2. Ein Mitarbeiter ist nicht verpflichtet, sich in seiner Freizeit zu erkundigen, ob sein Dienstplan geändert worden ist. Er ist auch nicht verpflichtet, eine Mitteilung des Arbeitgebers – etwa per Telefon – entgegenzunehmen oder eine SMS zu lesen. Nimmt er eine Information über eine Dienstplanänderung nicht zur Kenntnis, geht ihm diese erst bei Dienstbeginn zu.
(Urteil des LAG Schleswig-Holstein vom 27.09.2022 – 1 Sa 39 öD/22; Leitsätze des Verfassers)
Der Arbeitnehmer ist bei der Arbeitgeberin als Notfallsanitäter in Vollzeit tätig, es sind Bereitschaftsdienste zu erbringen. Bei der Arbeitgeberin besteht eine Betriebsvereinbarung, die die Erstellung eines Rahmendienstplans und die Einführung eines Arbeitszeitkontos regelt. Diese sieht dabei unter anderem vor, dass im Zuge einer Rahmendienstplanung auch sog. unkonkrete Springerdienste verplant werden können. Erfolgt nach Einplanung keine weitere Konkretisierung dieser Springerdienste, haben sich die Beschäftigten am eingeplanten Tag zum Dienstbeginn telefonisch zu melden und ihre Einsatzfähigkeit mitzuteilen. Der aktuelle Ist-Dienstplan ist über das Internet für die Beschäftigten einzusehen.

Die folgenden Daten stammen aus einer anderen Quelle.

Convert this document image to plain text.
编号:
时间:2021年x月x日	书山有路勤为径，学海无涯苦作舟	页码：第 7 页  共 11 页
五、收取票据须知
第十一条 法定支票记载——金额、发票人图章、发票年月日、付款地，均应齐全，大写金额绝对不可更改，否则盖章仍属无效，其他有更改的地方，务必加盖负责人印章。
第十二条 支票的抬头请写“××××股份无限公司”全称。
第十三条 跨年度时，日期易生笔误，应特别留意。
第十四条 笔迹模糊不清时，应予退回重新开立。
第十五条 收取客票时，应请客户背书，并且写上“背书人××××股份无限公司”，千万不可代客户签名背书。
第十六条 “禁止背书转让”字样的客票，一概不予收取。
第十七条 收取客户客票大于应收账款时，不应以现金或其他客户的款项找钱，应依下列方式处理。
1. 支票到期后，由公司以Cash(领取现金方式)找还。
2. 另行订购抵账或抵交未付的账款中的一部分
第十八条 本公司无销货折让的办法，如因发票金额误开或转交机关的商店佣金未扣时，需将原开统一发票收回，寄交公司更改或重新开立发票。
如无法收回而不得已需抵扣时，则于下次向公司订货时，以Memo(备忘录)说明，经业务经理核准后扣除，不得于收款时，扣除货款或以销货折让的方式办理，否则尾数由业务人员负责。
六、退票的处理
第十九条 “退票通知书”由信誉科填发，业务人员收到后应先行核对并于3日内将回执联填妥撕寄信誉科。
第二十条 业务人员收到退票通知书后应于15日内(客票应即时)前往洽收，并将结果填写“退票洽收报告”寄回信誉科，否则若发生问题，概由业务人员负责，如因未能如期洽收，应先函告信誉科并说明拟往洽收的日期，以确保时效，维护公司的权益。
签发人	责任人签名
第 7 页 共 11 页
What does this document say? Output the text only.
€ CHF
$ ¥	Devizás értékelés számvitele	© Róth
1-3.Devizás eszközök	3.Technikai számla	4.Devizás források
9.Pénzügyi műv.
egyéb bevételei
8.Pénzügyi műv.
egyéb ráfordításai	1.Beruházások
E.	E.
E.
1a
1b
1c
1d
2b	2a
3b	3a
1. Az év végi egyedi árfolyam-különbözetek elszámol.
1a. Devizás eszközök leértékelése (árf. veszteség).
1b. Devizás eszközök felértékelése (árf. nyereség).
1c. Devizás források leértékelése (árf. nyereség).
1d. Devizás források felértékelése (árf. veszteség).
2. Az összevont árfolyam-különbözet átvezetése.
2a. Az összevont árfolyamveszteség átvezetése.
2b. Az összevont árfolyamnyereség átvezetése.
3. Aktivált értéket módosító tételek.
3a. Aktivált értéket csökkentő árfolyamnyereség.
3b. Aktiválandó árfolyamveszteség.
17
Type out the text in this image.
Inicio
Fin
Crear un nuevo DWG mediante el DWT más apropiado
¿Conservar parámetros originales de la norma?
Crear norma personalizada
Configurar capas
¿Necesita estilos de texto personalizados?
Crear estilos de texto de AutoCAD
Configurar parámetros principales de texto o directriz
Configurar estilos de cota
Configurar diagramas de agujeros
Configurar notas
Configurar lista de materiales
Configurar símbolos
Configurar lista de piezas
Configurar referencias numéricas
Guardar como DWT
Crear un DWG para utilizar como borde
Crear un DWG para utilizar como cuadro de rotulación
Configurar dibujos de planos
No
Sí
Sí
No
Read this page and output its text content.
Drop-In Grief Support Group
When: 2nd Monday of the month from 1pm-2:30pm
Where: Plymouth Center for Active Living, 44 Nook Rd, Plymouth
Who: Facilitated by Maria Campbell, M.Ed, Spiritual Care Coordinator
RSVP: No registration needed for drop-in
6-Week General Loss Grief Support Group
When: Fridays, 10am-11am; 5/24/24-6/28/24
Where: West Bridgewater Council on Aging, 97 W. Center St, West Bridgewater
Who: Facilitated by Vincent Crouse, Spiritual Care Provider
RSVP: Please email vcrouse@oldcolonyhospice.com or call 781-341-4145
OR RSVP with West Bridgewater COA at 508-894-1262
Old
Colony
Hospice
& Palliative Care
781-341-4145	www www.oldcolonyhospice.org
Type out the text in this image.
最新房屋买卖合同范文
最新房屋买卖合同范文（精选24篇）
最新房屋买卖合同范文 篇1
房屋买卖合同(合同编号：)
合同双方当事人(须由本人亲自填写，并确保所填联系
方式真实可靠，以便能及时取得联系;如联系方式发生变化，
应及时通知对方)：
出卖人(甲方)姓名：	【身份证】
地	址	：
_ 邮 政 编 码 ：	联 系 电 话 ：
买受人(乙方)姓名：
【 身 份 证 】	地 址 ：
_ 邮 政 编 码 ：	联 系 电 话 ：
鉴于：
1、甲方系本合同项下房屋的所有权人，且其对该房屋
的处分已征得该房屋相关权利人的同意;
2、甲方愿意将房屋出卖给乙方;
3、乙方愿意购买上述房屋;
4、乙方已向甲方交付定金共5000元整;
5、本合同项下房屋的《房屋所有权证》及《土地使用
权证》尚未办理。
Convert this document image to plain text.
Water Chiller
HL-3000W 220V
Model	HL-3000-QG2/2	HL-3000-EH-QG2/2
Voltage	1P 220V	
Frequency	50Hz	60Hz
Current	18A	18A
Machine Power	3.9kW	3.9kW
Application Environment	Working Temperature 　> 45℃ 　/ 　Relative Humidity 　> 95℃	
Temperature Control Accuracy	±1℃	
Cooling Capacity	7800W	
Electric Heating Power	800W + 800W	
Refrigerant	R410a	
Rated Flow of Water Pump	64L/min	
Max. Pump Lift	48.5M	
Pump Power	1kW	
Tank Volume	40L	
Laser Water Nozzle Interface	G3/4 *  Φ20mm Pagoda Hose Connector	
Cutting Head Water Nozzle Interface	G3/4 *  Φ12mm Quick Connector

Der Arbeitnehmer wurde in zwei Fällen zunächst für den unkonkreten Springerdienst im Dienstplan eingeplant. Bis zur Beendigung seiner vorherigen Dienste hatte keine weitere Konkretisierung des Springerdienstes stattgefunden. Die Arbeitgeberin änderte in beiden Fällen, während der Arbeitnehmer geplant frei hatte, den Dienstplan und plante den Arbeitnehmer in anderen Diensten zu anderen Zeiten ein. Hierüber versuchte sie den Arbeitnehmer zunächst erfolglos telefonisch zu kontaktieren und informierte ihn dann per SMS und in einem Fall auch per E-Mail über die Dienstplanänderung. Der Arbeitnehmer meldete sich jeweils telefonisch am Datum der ursprünglich eingeplanten unkonkreten Springerdienste zum Dienstbeginn und teilte seine Einsatzfähigkeit mit. Daraufhin belastete die Arbeitgeberin das Arbeitszeitkonto des Arbeitnehmers mit den ihrer Ansicht nach angefallenen Fehlzeiten und sprach dem Arbeitnehmer eine Abmahnung aus. Dies begründete sie damit, dass der Arbeitnehmer auch in der Freizeit verpflichtet sei, sich über seine Dienstzeiten zu informieren. Diese Zeiten der Information seien auch nicht als Arbeitszeit zu bewerten. Die entsprechende Informationspflicht bestehe als arbeitsvertragliche Nebenpflicht. Da der Arbeitnehmer weder auf die Anrufe noch auf die Benachrichtigung per SMS und E-Mail reagierte und sich augenscheinlich auch nicht im Internet informierte, habe er unentschuldigt gefehlt und sei daher abzumahnen, das Arbeitszeitkonto sei mit den Fehlzeiten zu belasten. Das erstinstanzlich zuständige Gericht bestätigte die Rechtsauffassung der Arbeitgeberin und wies die Klage des Arbeitnehmers auf Stundengutschrift und Entfernung der Abmahnung zurück. Die hiergegen vor dem LAG Schleswig-Holstein erhobene Berufung war erfolgreich.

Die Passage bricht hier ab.